Именно это меня возмутило больше всего. Неужели Джейн, Энн и Кэтрин не видели, что этот эксперимент - чистая подлость, независимо от того, как формулировались вопросы и связаны ли они были с дополнительными мучениями? Однако, прежде чем я это произнес, одна из молодых студенток сказала:

- Ведь невозможно… нельзя, чтобы экспериментировали с живыми людьми!

- Нельзя? - в разговор включился де Баур, прежде слушавший молча. - Испытуемые у Милграма говорили об этом иначе. Для них этот эксперимент был возможностью лучше узнать себя и, - он сделал небольшую паузу, - узнать, что такое страх.

Он произнес это так, словно поставил в разговоре точку. И отвернулся от говоривших.

- Если все, что дает возможность познать себя, является положительным, то в мире не существует ничего отрицательного, - сказал я, все еще кипя от возмущения.

Де Баур снова повернулся к нам:

- Разве это не прекрасно? Что в этом неправильного?

В его голосе я услышал издевательские нотки. Его слова услышали и другие студенты и с интересом окружили нас.

- Дурное не может стать хорошим только потому, что из него делается некий моральный вывод.

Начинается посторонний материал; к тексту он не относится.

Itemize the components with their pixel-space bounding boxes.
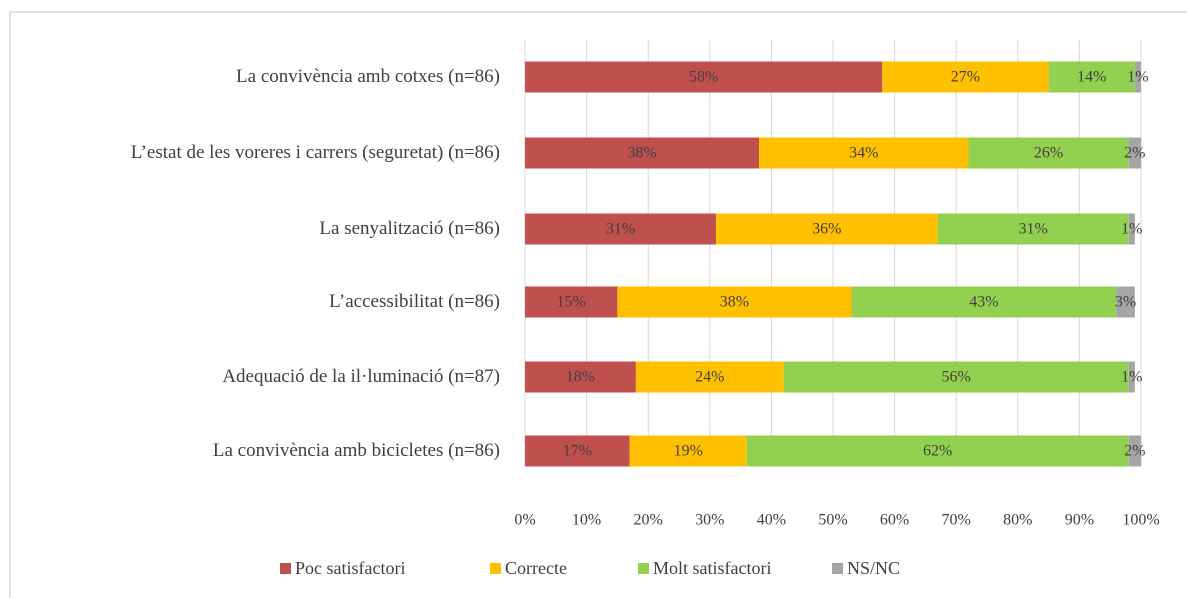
x-tick-label: 30% [695,512,724,529]
chart-border [9,11,1187,598]
bar-segment [1048,61,1135,93]
category-label-box: La senyalització (n=86) [10,199,500,259]
bar-segment [1128,213,1135,245]
bar-segment [525,61,883,93]
bar-segment [1116,286,1135,318]
x-tick-label: 80% [1003,512,1032,529]
data-label: 2% [1124,145,1145,162]
data-label: 38% [720,294,749,311]
y-tick-label: Adequació de la il·luminació (n=87) [222,365,500,387]
bar-segment [617,286,852,318]
data-label: 34% [849,145,878,162]
bar-segment [851,286,1117,318]
bar-segment [759,137,969,169]
bar-segment [525,361,636,393]
x-tick-label: 40% [757,512,786,529]
data-label: 62% [923,443,952,460]
legend-label: Correcte [505,558,567,578]
x-tick-label: 10% [572,512,601,529]
data-label: 36% [812,221,841,238]
data-label: 27% [951,69,980,86]
bar-segment [635,361,784,393]
category-label-box: L’estat de les voreres i carrers (segure… [10,123,500,183]
bar-segment [1134,61,1141,93]
bar-segment [525,137,760,169]
y-tick-label: La senyalització (n=86) [319,217,500,239]
data-label: 56% [942,369,971,386]
data-label: 3% [1115,294,1136,311]
bar-segment [629,435,747,467]
category-label-box: L’accessibilitat (n=86) [10,272,500,332]
bar-segment [525,435,630,467]
bar-segment [937,213,1129,245]
category-label-box: Adequació de la il·luminació (n=87) [10,347,500,407]
category-label-box: Adequació de la il·luminació (n=87) [10,347,500,407]
x-tick-label: 20% [634,512,663,529]
legend-label: NS/NC [847,558,900,578]
bar-segment [968,137,1129,169]
bar-segment [783,361,1129,393]
y-tick-label: L’estat de les voreres i carrers (segure… [130,141,500,163]
data-label: 2% [1124,443,1145,460]
legend-swatch [832,563,843,574]
data-label: 1% [1121,369,1142,386]
x-tick-label: 90% [1065,512,1094,529]
legend-label: Molt satisfactori [653,558,771,578]
data-label: 31% [1019,221,1048,238]
y-tick-label: L’accessibilitat (n=86) [329,290,500,312]
x-tick-label: 50% [818,512,847,529]
x-tick-label: 100% [1122,512,1159,529]
data-label: 38% [627,145,656,162]
category-label-box: La convivència amb cotxes (n=86) [10,47,500,107]
data-label: 24% [695,369,724,386]
bar-segment [715,213,938,245]
bar-segment [1128,361,1135,393]
data-label: 43% [969,294,998,311]
bar-segment [882,61,1049,93]
data-label: 1% [1121,221,1142,238]
data-label: 31% [606,221,635,238]
x-tick-label: 70% [942,512,971,529]
category-label-box: L’estat de les voreres i carrers (segure… [10,123,500,183]
bar-segment [525,286,618,318]
category-label-box: La convivència amb bicicletes (n=86) [10,421,500,481]
category-label-box: La convivència amb cotxes (n=86) [10,47,500,107]
bar-segment [1128,137,1141,169]
y-tick-label: La convivència amb cotxes (n=86) [236,65,500,87]
data-label: 58% [689,69,718,86]
legend-swatch [280,563,291,574]
data-label: 14% [1077,69,1106,86]
category-label-box: L’accessibilitat (n=86) [10,272,500,332]
legend-label: Poc satisfactori [295,558,405,578]
bar-segment [525,213,716,245]
x-tick-label: 0% [514,512,535,529]
data-label: 18% [566,369,595,386]
category-label-box: La convivència amb bicicletes (n=86) [10,421,500,481]
category-label-box: La senyalització (n=86) [10,199,500,259]
bar-segment [746,435,1129,467]
data-label: 26% [1034,145,1063,162]
data-label: 19% [674,443,703,460]
legend-swatch [490,563,501,574]
bar-segment [1128,435,1141,467]
legend-swatch [638,563,649,574]
x-tick-label: 60% [880,512,909,529]
y-tick-label: La convivència amb bicicletes (n=86) [212,439,500,461]
data-label: 15% [557,294,586,311]
data-label: 1% [1127,69,1148,86]
data-label: 17% [563,443,592,460]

- Разве нельзя учиться на ошибках? Неужели существуют только непреложные мнения?

Стоявшие вокруг рассмеялись.

- Мнение ничего не меняет в том, что произошло. Мы по поводу всего можем составить мнение: по поводу добра, по поводу зла, по поводу событий, которые сами по себе ни хороши, ни плохи.

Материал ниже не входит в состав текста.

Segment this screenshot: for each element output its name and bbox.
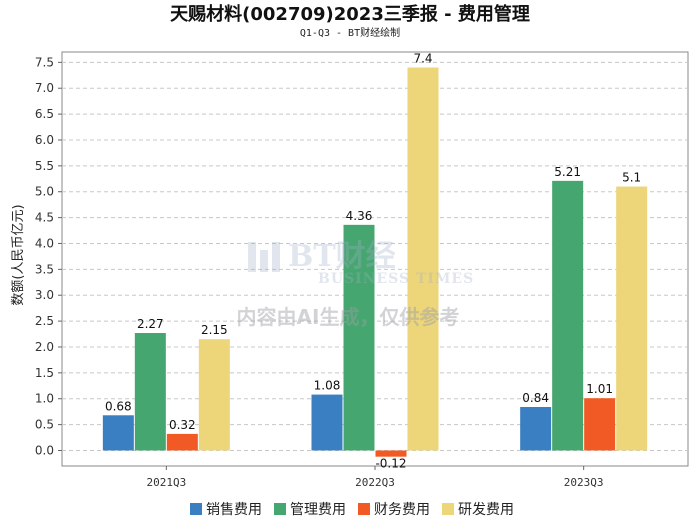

- Что такое событие, как не толкование, которое мы ему даем? Почему мы не можем составить мнение, что нечто, показавшееся нам сначала дурным, является в конечном счете благом?

- Но ведь эксперимент не был благом. Людей обманывали и использовали, заставляли их делать нечто, чего бы они иначе не стали делать. Вы хотите, чтобы с вами так обошлись?

Де Баур поднял руки, словно защищаясь, снова опустил их и засмеялся.

- Разве нужно, чтобы я хотел? Разве не достаточно того, что я готов предположить, что способен на это - ради науки и прогресса?

- Мне позволено причинить другим то, на что я готов сам пойти? Золотое правило вам кажется слишком мягким? Не желаете ли вы установить более жесткое, железное правило?